“What’s become of him?” asked John Cairns, suddenly.

“Hubert died years and years ago, father.”

“And you never had any children?” asked the old farmer, with interest.

“One I had, and I—lost her.” Marian paused, seeming to consider. “Yes, it’s true—I lost her. But she didn’t die. I’d best be open with you all. I gave her away.”

“Gave her away?” Jervis roused himself to utter. “Your own child?”

“Yes—my own child! I don’t know how ever I could,” Marian said mournfully. “You can’t despise me more than I despise myself; Jervis—so you may say what you will. I knew it was wrong then, and I know it better now. But I’d been in bad health, and a quack doctor, who was said to be clever, told me I was soon to die; and I had nowhere to leave my child. I couldn’t take her to William, and let him bring her up. I loved her too well for that—and Hubert had made me promise faithfully that I’d keep her from my own relations. I had no business to make the promise, but I did. So I couldn’t bring her here either.”

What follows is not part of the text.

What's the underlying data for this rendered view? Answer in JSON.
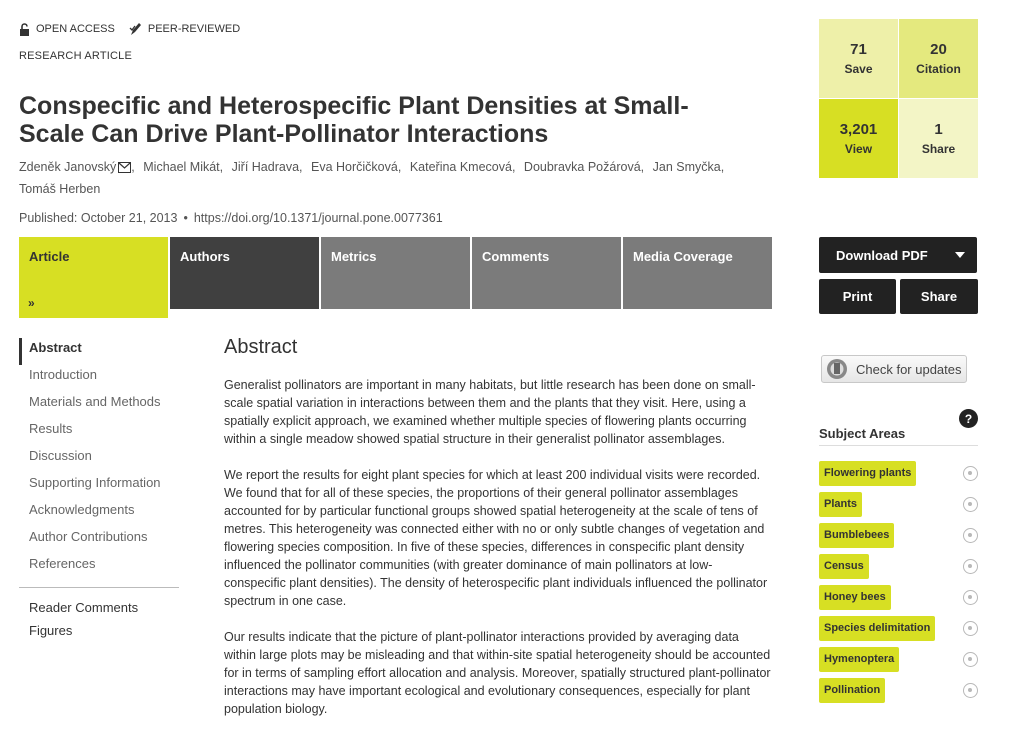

“Ay, ay, he had plenty of pride, if he had nought else to boast of,” said John Cairns.

“Yes it was pride, of course. But I suppose we are all proud, one way and another. I was proud of him, and proud of his grand relations, even though they wouldn’t have anything to do with me. I thought perhaps they might some day, and that’s why I was willing to give the promise.”

“And you gave your child away?” Jervis repeated, incredulously.

Marian dropped her head, in utter shamefacedness. “It’s true,” she said. “I would cut off my right hand, now, to live that time over again; but the past can’t be undone. I left her in the way of one who I thought would have pity, and I wrote a letter and took myself off. I knew I was doing wrongly; but it wasn’t till later that the evil and meanness of it all came back to me.”